What is Azure Databricks?

Azure Databricks provides a fast, easy, and collaborative Apache Spark™-based analytics platform to accelerate and simplify the process of building big data and AI solutions backed by industry leading SLAs.

With Azure Databricks, customers can set up an optimized Apache Spark environment in minutes. Data scientists and Data engineers can collaborate using an interactive workspace with languages and tools of their choice. Native integration with Azure Active Directory (Azure AD) and other Azure services enables customers to build end-to-end modern data warehouse, machine learning and real-time analytics solutions.

Why Databricks on Azure?

Azure Databricks is a first party service on Microsoft Azure that helps you to reap the benefits of a fully managed service and reduces the infrastructure complexity that allows you to focus more on innovation, while keeping data safe and secure. This platform provides the latest versions of Apache Spark and allows you to seamlessly integrate with open source libraries. Customers can spin up the Spark clusters in minutes in a fully managed Apache Spark environment with the global scale and availability of Azure. Clusters are set up, configured, and fine-tuned to ensure reliability and performance.

Setting up Azure Databricks on Azure

(1) Go to azure portal, Click on + Creat a resource and select Analytics >> Azure Databricks

(2) Create a new Databricks workspace

(3) Once the workspace is provisioned, Click on "Launch Workspace". It will open up a new window and you will be signed in to databricks using your Azure AD account.

(4) Click on Explore the Quickstart Tutorial. It will open a "Quickstart Notebook".

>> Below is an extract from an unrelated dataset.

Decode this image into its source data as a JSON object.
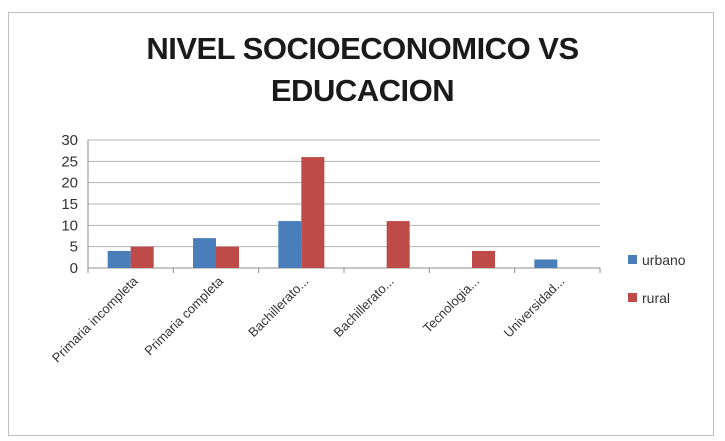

(5) We first need to create a databricks cluster and attach the same to your Quickstart Notebook. On the left pane, click on Clusters >> + Create Cluster

(6) Name your Cluster and pick the defaults as shown below

(7) Attach your cluster to the Notebook

Now you can play with the Notebook by executing the code in each cell.

(8) You can SSH to the spark master node from the Advanced Options >> SSH tab and submit the spark jobs from CLI

This is just a quick start to give you a feel of Azure Databricks. You can create new notebooks, import existing notebooks or you can upload the datasets and write your own spark code in suported programming languages like Scale, Python, R etc..

Conclusion

Azure Databricks builds on the capabilities of Spark by providing a zero-management cloud platform that provides fully managed Spark Clusters, an interactive workspace for exploration and visualization. It provides advanced features like auto-scaling of your spark clusters, VNet integration, scheduled termination (to save on compute costs) monitoring. As we have seen in the demo it's easy to spin up Spark clusters in minutes to perform big data, structured streaming, Machine Learning and AI solutions.